Episode 1 "The Wound That Wrote the Dream"
Before the dream, there was a moment. Not the inspirational kind. The quiet kind. The kind that happened in a classroom, or a living room, or a car ride home — the moment something cracked open inside you and you reached for creativity the way other kids reach for a blanket. The moment you learned that expression was the one place you felt like yourself.
That moment didn't just birth the dream. It also planted the fear.
In the Season 3 premiere, Ashley Monique Menard opens the inner healing season by going back to the beginning — not the polished origin story you tell at networking events, but the real one. The one with texture and weight and a specific person's face attached to it.

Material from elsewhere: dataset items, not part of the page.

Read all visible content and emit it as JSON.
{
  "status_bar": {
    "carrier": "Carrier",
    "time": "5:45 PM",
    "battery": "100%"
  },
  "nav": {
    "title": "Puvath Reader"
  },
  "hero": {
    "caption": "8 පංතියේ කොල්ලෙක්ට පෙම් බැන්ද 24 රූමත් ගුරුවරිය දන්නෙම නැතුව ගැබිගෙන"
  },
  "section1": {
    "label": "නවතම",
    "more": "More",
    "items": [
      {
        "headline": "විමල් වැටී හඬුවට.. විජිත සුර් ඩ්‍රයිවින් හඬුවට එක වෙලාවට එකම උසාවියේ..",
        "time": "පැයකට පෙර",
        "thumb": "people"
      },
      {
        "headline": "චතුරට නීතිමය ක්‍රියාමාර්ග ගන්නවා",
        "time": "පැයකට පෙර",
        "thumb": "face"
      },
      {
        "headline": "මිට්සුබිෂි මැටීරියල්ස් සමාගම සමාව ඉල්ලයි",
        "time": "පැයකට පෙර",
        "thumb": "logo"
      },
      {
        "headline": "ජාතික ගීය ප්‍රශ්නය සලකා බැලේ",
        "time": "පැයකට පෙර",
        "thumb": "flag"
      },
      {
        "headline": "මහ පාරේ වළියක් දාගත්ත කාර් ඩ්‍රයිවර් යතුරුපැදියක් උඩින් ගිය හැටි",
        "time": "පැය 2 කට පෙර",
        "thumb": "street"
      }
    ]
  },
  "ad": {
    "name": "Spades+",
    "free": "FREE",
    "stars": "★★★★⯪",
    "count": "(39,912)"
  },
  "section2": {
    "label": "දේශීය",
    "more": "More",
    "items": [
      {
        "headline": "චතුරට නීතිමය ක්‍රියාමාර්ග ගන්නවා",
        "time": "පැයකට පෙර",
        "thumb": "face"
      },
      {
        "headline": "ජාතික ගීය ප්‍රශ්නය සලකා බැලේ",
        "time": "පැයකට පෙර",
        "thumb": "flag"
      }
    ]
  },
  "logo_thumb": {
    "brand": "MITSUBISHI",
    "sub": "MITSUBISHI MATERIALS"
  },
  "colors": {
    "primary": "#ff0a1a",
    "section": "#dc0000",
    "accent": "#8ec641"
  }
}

Drawing on the narrative identity research of psychologist Dan McAdams — who found that the most resilient people are those who can find redemptive meaning in their hardest chapters — and the groundbreaking neuroscience of Dr. Bessel van der Kolk on how early fear gets wired into the nervous system, this episode asks the question most creatives spend their entire careers running from: When did you first learn it wasn't safe to want this?
This is where Season 3 starts. Not at the surface. At the root.
In this episode:
Why the dream and the fear almost always share the same origin
How early emotional experiences get neurologically wired — and what that means for your creative blocks today
The difference between the story you tell about your life and the story that is actually running it
The one question Ashley wants you to sit with before anything else this season
📚 Referenced this episode: The Body Keeps the Score — Bessel van der Kolk | McAdams, D.P. (2001) Narrative Identity Research | Bowlby's Attachment Theory | The ACEs Study — Felitti et al.